A national study is seeking women in the U.S. to help determine the safest and best way to screen for breast cancer, and to improve on current guidelines.
It’s being conducted at several sites across the country with the aim of enrolling 100,000 women, 40 to 74 years of age, who have not been diagnosed with breast cancer. One site, The O’Neal Comprehensive Cancer Center at the University of Alabama at Birmingham (UAB), plans to enroll up to 5,000 women over five years.

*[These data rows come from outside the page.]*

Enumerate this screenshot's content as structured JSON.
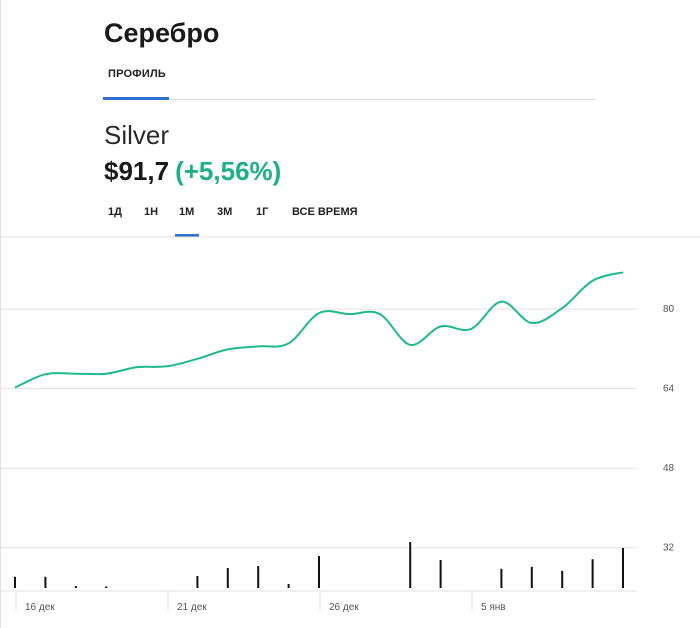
{
  "header": {
    "title": "Серебро"
  },
  "tabs": [
    {
      "label": "ПРОФИЛЬ",
      "active": true
    }
  ],
  "asset": {
    "name": "Silver",
    "price": "$91,7",
    "change": "(+5,56%)"
  },
  "periods": [
    {
      "label": "1Д",
      "active": false
    },
    {
      "label": "1Н",
      "active": false
    },
    {
      "label": "1М",
      "active": true
    },
    {
      "label": "3М",
      "active": false
    },
    {
      "label": "1Г",
      "active": false
    },
    {
      "label": "ВСЕ ВРЕМЯ",
      "active": false
    }
  ],
  "colors": {
    "accent": "#2f6fd8",
    "line": "#1fb98e",
    "change": "#1fb089",
    "volume": "#111111"
  },
  "chart_data": {
    "type": "line",
    "ylim": [
      23.5,
      94.5
    ],
    "yticks": [
      32,
      48,
      64,
      80
    ],
    "xtick_labels": [
      "16 дек",
      "21 дек",
      "26 дек",
      "5 янв"
    ],
    "xtick_index": [
      0,
      5,
      10,
      15
    ],
    "grid": true,
    "x": [
      "",
      "",
      "",
      "",
      "",
      "",
      "",
      "",
      "",
      "",
      "",
      "",
      "",
      "",
      "",
      "",
      "",
      "",
      "",
      "",
      ""
    ],
    "series": [
      {
        "values": [
          64.2,
          66.9,
          67.0,
          67.0,
          68.3,
          68.5,
          70.0,
          71.9,
          72.5,
          73.1,
          79.2,
          79.0,
          79.0,
          72.8,
          76.5,
          76.0,
          81.5,
          77.2,
          80.2,
          85.7,
          87.4
        ]
      }
    ],
    "volume": [
      0.28,
      0.28,
      0.05,
      0.04,
      0,
      0,
      0.3,
      0.5,
      0.55,
      0.1,
      0.8,
      0,
      0,
      1.15,
      0.7,
      0,
      0.48,
      0.53,
      0.43,
      0.72,
      1.0
    ]
  }
}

“This is a unique opportunity for women to participate in a study that can help generations of women to come,” Rachael Lancaster, MD, a principal investigator of the study and assistant professor in the UAB Division of Breast and Endocrine Surgery, said in a university news story.
The WISDOM, or Women Informed to Screen Depending On Measures of risk, national study was launched in 2016 at the University of California, San Francisco. It is comparing two safe and accepted screening approaches: annual routine mammography or a personalized screening approach based on a woman’s individual risk factors for breast cancer, such as breast density, genes, and family history.
“This nationwide study offers all women — regardless of where they live, where they receive health care or health insurance type — the opportunity to participate in this groundbreaking research and to receive screening recommendations and risk reduction strategies,” said Monica Baskin, PhD, professor in the UAB Division of Preventive Medicine and associate director for the O’Neal center’s Office of Community Outreach and Engagement.
Annual mammograms — recommended by U.S. doctors for women age 40 and older — will be advised for those considered at average risk. These women will help determine if reduced mammogram frequency is advisable to help lower costs and possibly reduce concerns about false positive results.
Women identified as high risk for breast cancer will receive a personalized screening plan based on their unique risk factors. These women will be offered risk reduction strategies and undergo additional screening using magnetic resonance imaging.
“If woman is interested in learning more about her personal risk of breast cancer and potentially screening for breast cancer based on this risk, this study is a good option,” said Lancaster.
“Participants can express a preference as to which study group they desire to be enrolled in or they can elect to be randomly assigned,” she added. “This means a woman can still participate in this study and still get her annual mammograms just as she has always done.”
Additionally, the study aims to include women from different backgrounds, ethnicities, and locations to improve breast cancer detection within medically underserved populations and minorities, such as women of color, who are at a higher risk for lethal cancers.
“Breast cancer is not a one-size-fits-all disease, and in that vein, breast cancer risk also varies by race and ethnicity,” Baskin said. “That is why we need racial and ethnic diversity in WISDOM, and we need the help of so many different women.”
The study will be conducted online, in Spanish or English, and participation can be done mostly from home. Women do not have to go to a study site or change the location of their usual exam. A previous mammogram is allowed and encouraged.